Interestingly the nursing organisations have not “picked sides” like other health sector bodies, such as the New Zealand Medical Association and hospice and aged care associations, all of which are opposed. Instead the nurses argue for more inclusion in this area of health, as they are the practitioners at the coal face, the health professionals who have the most contact with the one in a thousand.

Of course, the 0.1% is anecdotal. The members of the panel each drew heavily on evidence-based research to support their claims and at times the discussion diverted to disputing each other’s research sources. Without a live fact-checker on hand, this swordfight of studies proved somewhat futile in the heat of the debate.

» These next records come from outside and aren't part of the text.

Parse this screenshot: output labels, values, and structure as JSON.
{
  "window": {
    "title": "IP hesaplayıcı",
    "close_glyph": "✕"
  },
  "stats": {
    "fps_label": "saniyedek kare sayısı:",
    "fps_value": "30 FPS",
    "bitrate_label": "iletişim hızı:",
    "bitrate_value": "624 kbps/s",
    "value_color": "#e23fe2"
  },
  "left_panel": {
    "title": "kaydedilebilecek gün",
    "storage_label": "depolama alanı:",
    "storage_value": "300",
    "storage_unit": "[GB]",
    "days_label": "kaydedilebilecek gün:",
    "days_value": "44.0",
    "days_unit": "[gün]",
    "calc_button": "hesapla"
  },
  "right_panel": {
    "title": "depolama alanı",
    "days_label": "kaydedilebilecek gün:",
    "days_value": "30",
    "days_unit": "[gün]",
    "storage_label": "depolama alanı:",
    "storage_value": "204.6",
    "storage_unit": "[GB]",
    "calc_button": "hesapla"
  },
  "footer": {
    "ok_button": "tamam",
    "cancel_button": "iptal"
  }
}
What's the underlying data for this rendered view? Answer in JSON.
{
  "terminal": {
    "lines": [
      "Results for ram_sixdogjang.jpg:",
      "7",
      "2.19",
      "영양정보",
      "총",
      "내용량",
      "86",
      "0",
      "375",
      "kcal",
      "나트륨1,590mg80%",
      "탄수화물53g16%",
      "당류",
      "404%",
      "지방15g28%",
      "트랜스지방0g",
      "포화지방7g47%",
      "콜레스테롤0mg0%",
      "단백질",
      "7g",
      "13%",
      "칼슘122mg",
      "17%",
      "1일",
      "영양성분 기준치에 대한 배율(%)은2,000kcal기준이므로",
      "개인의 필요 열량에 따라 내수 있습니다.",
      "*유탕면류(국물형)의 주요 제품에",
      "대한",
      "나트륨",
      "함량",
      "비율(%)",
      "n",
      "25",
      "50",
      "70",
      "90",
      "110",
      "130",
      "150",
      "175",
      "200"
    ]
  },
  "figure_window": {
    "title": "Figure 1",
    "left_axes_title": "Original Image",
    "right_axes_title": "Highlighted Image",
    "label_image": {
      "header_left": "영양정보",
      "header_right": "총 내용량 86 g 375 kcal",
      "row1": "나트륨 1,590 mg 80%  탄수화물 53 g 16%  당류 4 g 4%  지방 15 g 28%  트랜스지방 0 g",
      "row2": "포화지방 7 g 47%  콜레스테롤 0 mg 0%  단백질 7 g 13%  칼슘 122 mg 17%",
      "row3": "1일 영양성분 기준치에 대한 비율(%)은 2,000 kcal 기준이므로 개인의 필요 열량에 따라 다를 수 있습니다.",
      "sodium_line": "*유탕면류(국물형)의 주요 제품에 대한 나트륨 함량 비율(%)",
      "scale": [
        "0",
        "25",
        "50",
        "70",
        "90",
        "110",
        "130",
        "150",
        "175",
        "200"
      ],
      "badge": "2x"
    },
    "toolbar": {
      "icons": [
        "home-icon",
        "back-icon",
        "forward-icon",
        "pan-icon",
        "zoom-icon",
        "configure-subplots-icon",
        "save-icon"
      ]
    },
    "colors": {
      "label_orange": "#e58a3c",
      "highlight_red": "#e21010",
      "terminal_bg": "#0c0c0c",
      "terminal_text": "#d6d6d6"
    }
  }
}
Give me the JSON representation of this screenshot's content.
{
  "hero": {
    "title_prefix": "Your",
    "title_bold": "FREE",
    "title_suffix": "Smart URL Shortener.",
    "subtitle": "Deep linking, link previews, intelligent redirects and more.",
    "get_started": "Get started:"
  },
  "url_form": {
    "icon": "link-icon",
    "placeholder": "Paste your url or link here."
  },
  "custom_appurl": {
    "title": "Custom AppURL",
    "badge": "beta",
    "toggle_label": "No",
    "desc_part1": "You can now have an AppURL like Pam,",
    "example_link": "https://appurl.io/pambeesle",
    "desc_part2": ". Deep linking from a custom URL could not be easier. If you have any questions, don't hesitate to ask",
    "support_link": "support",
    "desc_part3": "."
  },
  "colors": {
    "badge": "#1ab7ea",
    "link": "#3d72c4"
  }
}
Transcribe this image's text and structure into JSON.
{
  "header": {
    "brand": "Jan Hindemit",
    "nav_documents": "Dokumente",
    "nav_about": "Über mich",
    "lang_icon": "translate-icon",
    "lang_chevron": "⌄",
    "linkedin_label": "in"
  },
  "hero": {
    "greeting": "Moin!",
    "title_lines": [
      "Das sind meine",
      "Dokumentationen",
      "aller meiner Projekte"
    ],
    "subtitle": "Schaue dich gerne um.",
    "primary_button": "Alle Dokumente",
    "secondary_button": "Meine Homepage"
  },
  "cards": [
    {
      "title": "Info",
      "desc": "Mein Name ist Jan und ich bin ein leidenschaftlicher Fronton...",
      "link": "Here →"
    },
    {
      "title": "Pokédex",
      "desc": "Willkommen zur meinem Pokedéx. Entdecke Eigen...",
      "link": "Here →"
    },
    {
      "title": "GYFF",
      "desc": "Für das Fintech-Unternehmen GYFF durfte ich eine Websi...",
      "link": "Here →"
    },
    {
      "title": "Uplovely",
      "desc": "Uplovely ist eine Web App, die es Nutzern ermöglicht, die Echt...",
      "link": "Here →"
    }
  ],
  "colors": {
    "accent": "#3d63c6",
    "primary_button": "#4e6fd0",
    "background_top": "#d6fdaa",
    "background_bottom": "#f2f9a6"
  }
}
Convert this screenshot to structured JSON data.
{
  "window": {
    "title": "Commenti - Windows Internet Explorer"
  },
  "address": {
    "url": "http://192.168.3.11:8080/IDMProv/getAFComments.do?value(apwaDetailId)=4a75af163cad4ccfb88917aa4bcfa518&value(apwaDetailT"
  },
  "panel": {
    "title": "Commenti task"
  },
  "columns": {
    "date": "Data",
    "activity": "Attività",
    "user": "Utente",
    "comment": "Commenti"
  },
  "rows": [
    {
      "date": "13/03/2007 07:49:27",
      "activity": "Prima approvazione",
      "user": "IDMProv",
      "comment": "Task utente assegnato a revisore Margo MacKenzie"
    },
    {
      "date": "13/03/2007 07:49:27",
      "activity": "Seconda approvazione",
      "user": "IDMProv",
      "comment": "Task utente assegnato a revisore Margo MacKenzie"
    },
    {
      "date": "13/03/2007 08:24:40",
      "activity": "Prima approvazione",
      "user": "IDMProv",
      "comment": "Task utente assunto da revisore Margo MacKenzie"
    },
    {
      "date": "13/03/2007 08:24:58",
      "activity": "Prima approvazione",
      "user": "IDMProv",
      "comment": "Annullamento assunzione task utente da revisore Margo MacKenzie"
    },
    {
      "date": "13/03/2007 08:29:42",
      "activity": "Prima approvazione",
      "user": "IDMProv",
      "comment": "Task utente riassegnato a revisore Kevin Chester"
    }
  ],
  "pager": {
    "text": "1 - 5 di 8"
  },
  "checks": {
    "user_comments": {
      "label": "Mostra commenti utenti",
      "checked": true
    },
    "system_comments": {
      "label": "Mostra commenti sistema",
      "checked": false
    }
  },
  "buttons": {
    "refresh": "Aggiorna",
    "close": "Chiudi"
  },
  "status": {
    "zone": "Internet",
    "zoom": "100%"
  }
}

Ultimately, the discussion came down to the question of whether New Zealand should pursue legislation in this area or not. And at this advanced stage of the ongoing debate, most people appear to have staked a clear spot on either side, leaving very few left teetering on the fence.

While no one on the panel disputed the need to improve and better fund palliative care services (another rare point of consensus) the solution of relying solely on palliative care for the most extreme cases – the anecdotal 0.1% – felt somewhat tepid. But equally, as the ins and outs of the End of Life Choice Bill were dissected, it became apparent that many people are uncomfortable with how the legislation is currently poised, and many fear that it will be used beyond its intent.

So, our reader’s question is one without a clear answer. But what is important is the conversation had about this topic. The views on this subject, however diverse, however confronting, are all valid and have a place in these discussions. And that was the best achievement from last night’s debate, as the select committee prepares to report back in the coming days.